Fingolimod is an approved treatment to prevent relapses in the relapsing-remitting form of MS (RRMS), and is marketed by Novartis under the name Gilenya. It is believed to reduce MS immune responses that attack white matter by acting on what is called the sphingosine 1-phosphate receptor. This may occur via inhibition of lymphocytes by the thymus. The drug may also act directly on the cells that produce white matter, known as oligodendrocytes, or by decreasing local brain immune responses.
The investigators, led by researchers at University Hospital Essen, University Duisburg-Essen, in Germany, studied whether one dose of fingolimod could protect both the white matter and cognitive development in neonatal rats deprived of oxygen — given oxygen at 80 percent of normal levels for six days after birth. Treatment with fingolimod at the beginning of oxygen deprivation was found to not only reduce white matter damage, but also to improve the animals’ performance on standard memory tests.
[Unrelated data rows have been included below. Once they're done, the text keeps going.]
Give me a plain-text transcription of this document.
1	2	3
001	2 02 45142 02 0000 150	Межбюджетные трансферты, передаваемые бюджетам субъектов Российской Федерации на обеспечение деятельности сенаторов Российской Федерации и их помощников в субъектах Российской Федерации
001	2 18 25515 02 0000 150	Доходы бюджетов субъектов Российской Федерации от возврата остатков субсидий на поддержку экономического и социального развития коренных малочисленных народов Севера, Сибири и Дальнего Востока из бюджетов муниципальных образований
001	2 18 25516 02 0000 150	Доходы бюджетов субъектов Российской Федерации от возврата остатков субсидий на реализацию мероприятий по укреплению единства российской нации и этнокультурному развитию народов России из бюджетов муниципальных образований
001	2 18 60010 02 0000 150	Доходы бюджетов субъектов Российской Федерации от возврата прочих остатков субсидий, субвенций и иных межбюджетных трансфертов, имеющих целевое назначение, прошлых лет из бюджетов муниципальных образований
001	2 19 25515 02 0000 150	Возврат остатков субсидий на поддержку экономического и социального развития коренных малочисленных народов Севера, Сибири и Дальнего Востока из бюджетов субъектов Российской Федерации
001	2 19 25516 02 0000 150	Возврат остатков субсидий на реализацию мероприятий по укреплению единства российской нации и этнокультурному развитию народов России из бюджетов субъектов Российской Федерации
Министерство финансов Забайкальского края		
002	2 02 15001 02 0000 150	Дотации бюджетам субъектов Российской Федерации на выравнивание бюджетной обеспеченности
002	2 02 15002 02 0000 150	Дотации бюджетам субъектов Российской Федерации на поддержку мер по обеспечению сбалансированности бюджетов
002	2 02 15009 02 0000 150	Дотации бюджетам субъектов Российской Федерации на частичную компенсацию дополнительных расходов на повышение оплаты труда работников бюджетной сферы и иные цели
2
The effects of fingolimod appeared to be due to reduced degeneration of oligodendrocytes, white matter-producing cells. The medication’s other beneficial effects included a reduction in the brain’s immune response, specifically by reducing the activation of cells known as microglia. The microglia produced fewer cytokines, molecules that indicate an immune response, under fingolimod treatment. Reductions were also seen in a damaging process called oxidative stress, during which free radicals damage and kill cells.
Investigators concluded: “Taken together, these results suggest that beneficial effects of FTY720 [fingolimod] in neonatal oxygen-induced brain injury may be rather attributed to its anti-oxidative and anti-inflammatory capacity acting in concert with a direct protection of developing oligodendrocytes than to a modulation of peripheral lymphocyte trafficking. Thus, FTY720 might be a potential new therapeutic option for the treatment of neonatal brain injury through reduction of white matter damage.”
Overall, the study suggested that fingolimod could act on oligodendrocytes and microglia directly, having more specific effects on the brain than previously thought. The research, in addition to recommending a potential treatment for premature infants, shed further light on this drug’s possible mechanism of action in MS.